Grâce à de multiples développements méthodologiques et instrumentaux, il existe actuellement un faisceau de techniques complémentaires qui permettent de caractériser finement la structure des matériaux. La résonance magnétique nucléaire est une de ces techniques. Elle permet d’acquérir des données spectrales souvent uniques, mais nécessitant parfois de très longs temps d’acquisition et de traitements des données. Une voie d'amélioration de cette technique, appelée Polarisation Dynamique Nucléaire (DNP), consiste à hyperpolariser un échantillon en rotation et à très basse température. Cette approche permet d'augmenter de plusieurs ordres de grandeur la sensibilité de la RMN conventionnelle à l'état solide. Or, avec les instruments commercialisés jusqu'à présent, il n’était pas possible de travailler en dessous de 100 K, tout en contrôlant la fréquence de rotation du porte-échantillon.

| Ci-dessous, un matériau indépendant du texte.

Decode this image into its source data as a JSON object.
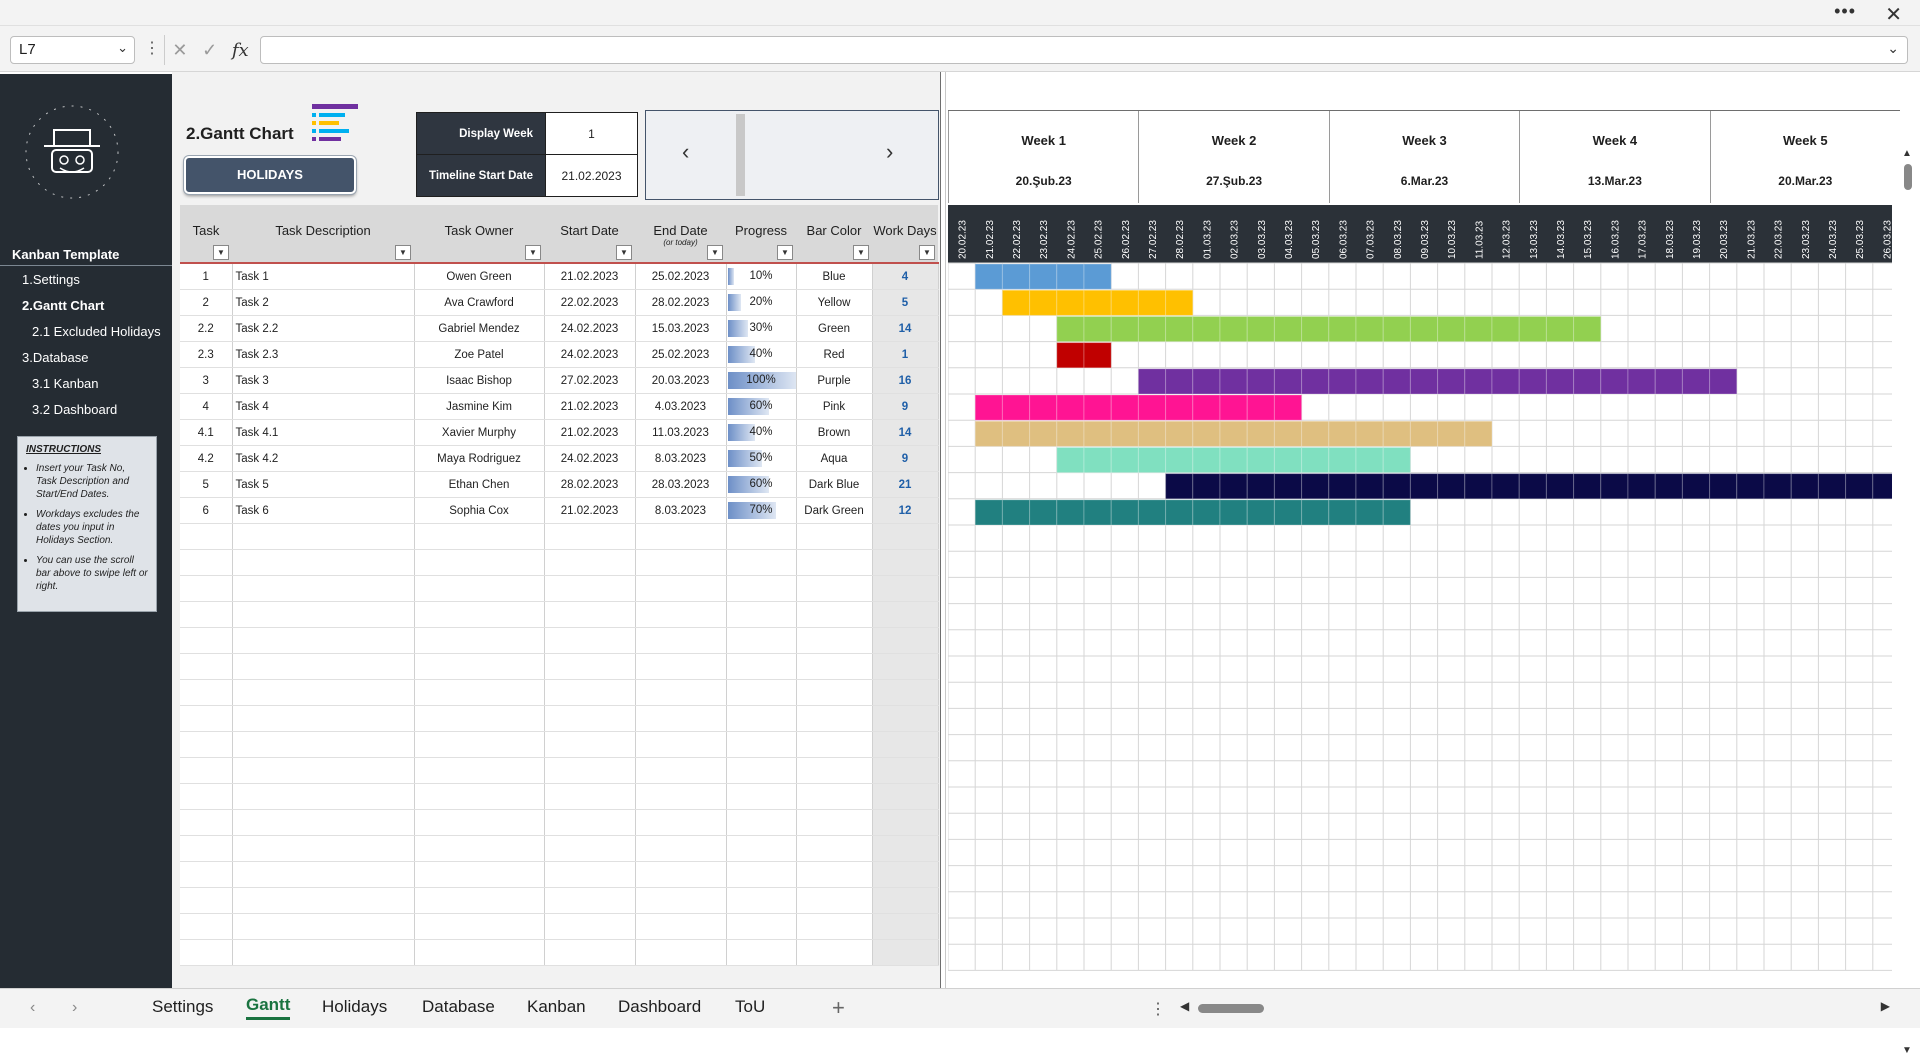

Les chercheurs de l’Irig ont consacré plus de dix années de recherche et développement pour lever ces nombreux verrous technologiques, répondant aux exigences des analyses à très basses températures. Le fruit de leurs travaux compte plusieurs preuves de concepts d’architectures mécaniques, thermiques et fluidiques, protégé par un portefeuille de plusieurs brevets internationaux. Le dernier brevet en date concerne l’innovation du système cryogénique, qui parvient à préserver les performances thermiques grâce à la subtilité des mécanismes pour ne pas perturber les analyses.

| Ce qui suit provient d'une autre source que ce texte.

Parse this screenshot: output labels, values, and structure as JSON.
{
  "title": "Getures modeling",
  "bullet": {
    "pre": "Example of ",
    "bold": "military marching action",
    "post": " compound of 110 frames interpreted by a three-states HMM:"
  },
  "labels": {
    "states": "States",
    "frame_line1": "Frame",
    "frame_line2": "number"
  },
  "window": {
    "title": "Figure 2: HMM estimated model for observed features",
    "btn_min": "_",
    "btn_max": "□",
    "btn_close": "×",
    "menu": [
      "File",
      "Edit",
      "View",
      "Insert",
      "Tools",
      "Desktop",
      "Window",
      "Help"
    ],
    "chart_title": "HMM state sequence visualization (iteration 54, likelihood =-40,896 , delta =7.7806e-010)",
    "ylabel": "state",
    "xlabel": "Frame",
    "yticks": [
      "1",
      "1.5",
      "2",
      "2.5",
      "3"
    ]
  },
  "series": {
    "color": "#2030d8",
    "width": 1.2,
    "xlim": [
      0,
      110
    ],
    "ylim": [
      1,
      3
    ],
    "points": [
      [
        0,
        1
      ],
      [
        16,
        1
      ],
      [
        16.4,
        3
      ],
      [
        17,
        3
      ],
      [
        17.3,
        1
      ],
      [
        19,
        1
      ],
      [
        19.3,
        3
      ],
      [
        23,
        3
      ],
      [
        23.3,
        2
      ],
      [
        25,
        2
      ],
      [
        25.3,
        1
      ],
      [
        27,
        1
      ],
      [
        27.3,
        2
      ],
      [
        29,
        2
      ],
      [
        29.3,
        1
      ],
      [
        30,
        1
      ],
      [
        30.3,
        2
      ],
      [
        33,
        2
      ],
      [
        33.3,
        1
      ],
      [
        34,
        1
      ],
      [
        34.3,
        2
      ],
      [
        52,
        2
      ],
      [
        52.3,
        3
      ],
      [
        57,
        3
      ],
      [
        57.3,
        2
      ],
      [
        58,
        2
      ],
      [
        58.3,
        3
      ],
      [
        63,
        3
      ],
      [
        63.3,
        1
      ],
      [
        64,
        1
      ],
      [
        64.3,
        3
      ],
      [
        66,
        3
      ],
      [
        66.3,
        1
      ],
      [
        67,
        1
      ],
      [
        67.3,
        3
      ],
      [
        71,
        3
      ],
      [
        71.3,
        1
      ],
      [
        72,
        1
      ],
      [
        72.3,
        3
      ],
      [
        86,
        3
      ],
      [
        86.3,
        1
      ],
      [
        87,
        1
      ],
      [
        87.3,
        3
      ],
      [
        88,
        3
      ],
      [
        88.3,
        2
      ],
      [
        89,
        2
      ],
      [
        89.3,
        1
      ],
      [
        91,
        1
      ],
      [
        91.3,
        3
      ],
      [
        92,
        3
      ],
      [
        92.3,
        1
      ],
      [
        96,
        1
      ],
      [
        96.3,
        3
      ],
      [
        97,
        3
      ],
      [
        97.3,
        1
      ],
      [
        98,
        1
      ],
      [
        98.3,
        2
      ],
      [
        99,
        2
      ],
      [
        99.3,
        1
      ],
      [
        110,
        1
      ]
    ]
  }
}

La dernière étape de R&D a été réalisée en partenariat avec des ingénieurs de la société BRUKER, leader mondial en instrumentation pour la RMN. Cette collaboration a permis de finaliser l’assemblage du détecteur-sonde sur site, à Grenoble. A noter, la prouesse technique pour parvenir à assembler les différents composants, minutieusement imbriqués comme des « poupées russes », au creux de l’aimant de seulement 76 mm de diamètre : PAVLOT est un cryostat ultra-compact qui pourrait tenir dans une boîte à chaussures ! La sonde est combinée avec le dispositif de conditionnement « SACRYPAN », autonome en fluide cryogénique, pour fonctionner en continu à la très basse température de 40 K. De plus, grâce à une fréquence de rotation de 10 000 tours par seconde, les caractéristiques de cet équipement de haut niveau en font une des figures de référence mondiale. L’instrument est en exploitation depuis le second semestre 2021.

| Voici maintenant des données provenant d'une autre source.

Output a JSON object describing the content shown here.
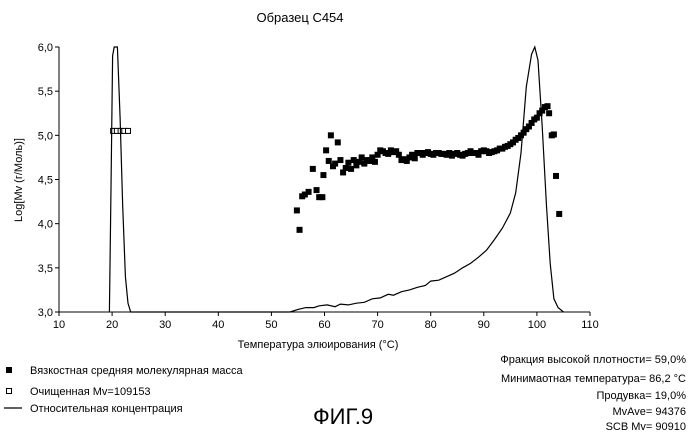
{
  "figure": {
    "caption": "ФИГ.9"
  },
  "legend": {
    "items": [
      {
        "marker": "filled-square",
        "label": "Вязкостная средняя молекулярная масса"
      },
      {
        "marker": "open-square",
        "label": "Очищенная Mv=109153"
      },
      {
        "marker": "line",
        "label": "Относительная концентрация"
      }
    ]
  },
  "stats": {
    "lines": [
      "Фракция высокой плотности= 59,0%",
      "Минимаотная температура= 86,2 °C",
      "Продувка= 19,0%",
      "MvAve= 94376",
      "SCB Mv= 90910"
    ]
  },
  "chart_data": {
    "type": "scatter",
    "title": "Образец С454",
    "xlabel": "Температура элюирования (°C)",
    "ylabel": "Log[Mv (г/Моль)]",
    "xlim": [
      10,
      110
    ],
    "ylim": [
      3.0,
      6.0
    ],
    "x_ticks": [
      10,
      20,
      30,
      40,
      50,
      60,
      70,
      80,
      90,
      100,
      110
    ],
    "y_ticks": [
      3.0,
      3.5,
      4.0,
      4.5,
      5.0,
      5.5,
      6.0
    ],
    "x_tick_labels": [
      "10",
      "20",
      "30",
      "40",
      "50",
      "60",
      "70",
      "80",
      "90",
      "100",
      "110"
    ],
    "y_tick_labels": [
      "3,0",
      "3,5",
      "4,0",
      "4,5",
      "5,0",
      "5,5",
      "6,0"
    ],
    "grid": false,
    "series": [
      {
        "name": "Вязкостная средняя молекулярная масса",
        "kind": "scatter-filled-square",
        "points": [
          [
            54.8,
            4.15
          ],
          [
            55.3,
            3.93
          ],
          [
            55.8,
            4.31
          ],
          [
            56.3,
            4.33
          ],
          [
            57.0,
            4.36
          ],
          [
            57.8,
            4.62
          ],
          [
            58.5,
            4.38
          ],
          [
            59.0,
            4.3
          ],
          [
            59.6,
            4.3
          ],
          [
            59.8,
            4.55
          ],
          [
            60.3,
            4.83
          ],
          [
            60.8,
            4.71
          ],
          [
            61.2,
            5.0
          ],
          [
            61.6,
            4.65
          ],
          [
            62.0,
            4.68
          ],
          [
            62.5,
            4.92
          ],
          [
            63.0,
            4.72
          ],
          [
            63.5,
            4.58
          ],
          [
            64.0,
            4.63
          ],
          [
            64.5,
            4.69
          ],
          [
            65.0,
            4.62
          ],
          [
            65.5,
            4.72
          ],
          [
            66.0,
            4.66
          ],
          [
            66.5,
            4.7
          ],
          [
            67.0,
            4.75
          ],
          [
            67.5,
            4.68
          ],
          [
            68.0,
            4.72
          ],
          [
            68.5,
            4.71
          ],
          [
            69.0,
            4.75
          ],
          [
            69.5,
            4.7
          ],
          [
            70.0,
            4.78
          ],
          [
            70.5,
            4.83
          ],
          [
            71.0,
            4.82
          ],
          [
            71.5,
            4.8
          ],
          [
            72.0,
            4.79
          ],
          [
            72.5,
            4.83
          ],
          [
            73.0,
            4.81
          ],
          [
            73.5,
            4.82
          ],
          [
            74.0,
            4.78
          ],
          [
            74.5,
            4.72
          ],
          [
            75.0,
            4.73
          ],
          [
            75.5,
            4.71
          ],
          [
            76.0,
            4.75
          ],
          [
            76.5,
            4.78
          ],
          [
            77.0,
            4.74
          ],
          [
            77.5,
            4.8
          ],
          [
            78.0,
            4.8
          ],
          [
            78.5,
            4.78
          ],
          [
            79.0,
            4.8
          ],
          [
            79.5,
            4.81
          ],
          [
            80.0,
            4.79
          ],
          [
            80.5,
            4.78
          ],
          [
            81.0,
            4.8
          ],
          [
            81.5,
            4.8
          ],
          [
            82.0,
            4.79
          ],
          [
            82.5,
            4.79
          ],
          [
            83.0,
            4.78
          ],
          [
            83.5,
            4.8
          ],
          [
            84.0,
            4.77
          ],
          [
            84.5,
            4.79
          ],
          [
            85.0,
            4.8
          ],
          [
            85.5,
            4.78
          ],
          [
            86.0,
            4.77
          ],
          [
            86.5,
            4.79
          ],
          [
            87.0,
            4.8
          ],
          [
            87.5,
            4.82
          ],
          [
            88.0,
            4.8
          ],
          [
            88.5,
            4.8
          ],
          [
            89.0,
            4.78
          ],
          [
            89.5,
            4.82
          ],
          [
            90.0,
            4.83
          ],
          [
            90.5,
            4.82
          ],
          [
            91.0,
            4.8
          ],
          [
            91.5,
            4.81
          ],
          [
            92.0,
            4.82
          ],
          [
            92.5,
            4.83
          ],
          [
            93.0,
            4.85
          ],
          [
            93.5,
            4.85
          ],
          [
            94.0,
            4.87
          ],
          [
            94.5,
            4.88
          ],
          [
            95.0,
            4.9
          ],
          [
            95.5,
            4.92
          ],
          [
            96.0,
            4.95
          ],
          [
            96.5,
            4.97
          ],
          [
            97.0,
            5.0
          ],
          [
            97.5,
            5.03
          ],
          [
            98.0,
            5.07
          ],
          [
            98.5,
            5.1
          ],
          [
            99.0,
            5.14
          ],
          [
            99.5,
            5.18
          ],
          [
            100.0,
            5.2
          ],
          [
            100.5,
            5.25
          ],
          [
            101.0,
            5.28
          ],
          [
            101.5,
            5.32
          ],
          [
            102.0,
            5.33
          ],
          [
            102.3,
            5.25
          ],
          [
            102.8,
            5.0
          ],
          [
            103.2,
            5.01
          ],
          [
            103.6,
            4.54
          ],
          [
            104.2,
            4.11
          ]
        ]
      },
      {
        "name": "Очищенная Mv=109153",
        "kind": "scatter-open-square",
        "points": [
          [
            20.2,
            5.05
          ],
          [
            20.9,
            5.05
          ],
          [
            21.6,
            5.05
          ],
          [
            22.3,
            5.05
          ],
          [
            23.0,
            5.05
          ]
        ]
      },
      {
        "name": "Относительная концентрация",
        "kind": "line",
        "points": [
          [
            19.5,
            3.0
          ],
          [
            19.8,
            4.4
          ],
          [
            20.1,
            5.9
          ],
          [
            20.4,
            6.0
          ],
          [
            21.0,
            6.0
          ],
          [
            21.5,
            5.2
          ],
          [
            22.0,
            4.2
          ],
          [
            22.5,
            3.4
          ],
          [
            23.0,
            3.1
          ],
          [
            23.5,
            3.0
          ],
          [
            53.5,
            3.0
          ],
          [
            55.0,
            3.03
          ],
          [
            56.5,
            3.05
          ],
          [
            58.0,
            3.05
          ],
          [
            59.0,
            3.07
          ],
          [
            60.5,
            3.08
          ],
          [
            62.0,
            3.06
          ],
          [
            63.0,
            3.09
          ],
          [
            64.5,
            3.08
          ],
          [
            66.0,
            3.1
          ],
          [
            67.5,
            3.11
          ],
          [
            69.0,
            3.15
          ],
          [
            70.5,
            3.16
          ],
          [
            72.0,
            3.2
          ],
          [
            73.0,
            3.19
          ],
          [
            74.5,
            3.23
          ],
          [
            76.0,
            3.25
          ],
          [
            77.5,
            3.28
          ],
          [
            79.0,
            3.3
          ],
          [
            80.0,
            3.35
          ],
          [
            81.5,
            3.36
          ],
          [
            83.0,
            3.4
          ],
          [
            84.5,
            3.44
          ],
          [
            86.0,
            3.5
          ],
          [
            87.5,
            3.55
          ],
          [
            89.0,
            3.62
          ],
          [
            90.5,
            3.7
          ],
          [
            92.0,
            3.82
          ],
          [
            93.5,
            3.95
          ],
          [
            95.0,
            4.12
          ],
          [
            96.0,
            4.35
          ],
          [
            97.0,
            4.8
          ],
          [
            98.0,
            5.55
          ],
          [
            99.0,
            5.92
          ],
          [
            99.6,
            6.0
          ],
          [
            100.2,
            5.85
          ],
          [
            101.0,
            5.1
          ],
          [
            101.8,
            4.2
          ],
          [
            102.5,
            3.55
          ],
          [
            103.2,
            3.15
          ],
          [
            104.0,
            3.05
          ],
          [
            105.0,
            3.0
          ]
        ]
      }
    ]
  }
}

Des résultats scientifiques auparavant inaccessibles, même avec les meilleurs prototypes, ont été obtenus. Du point de vue environnemental et économique, le fonctionnement est bien moins énergivore que le premier prototype conçu il y a quelques années par ces mêmes chercheurs. En effet, l’approvisionnement quotidien en hélium liquide qui coûtait quelques milliers d’euros a été avantageusement remplacé par une connexion électrique alimentée pour un coût d’une centaine d’euros. Lorsqu’il est comparé au seul prototype concurrent, cet instrument mis au point par les chercheurs de l’Irig est 5 fois moins consommateur d’énergie. Les développements de l’instrument se poursuivent et ont dès à présent permis d’obtenir des résultats scientifiques inédits. La conception et la mise au point d’une version de type « industrielle » sont très avancées et permettront un transfert technologique vers un industriel.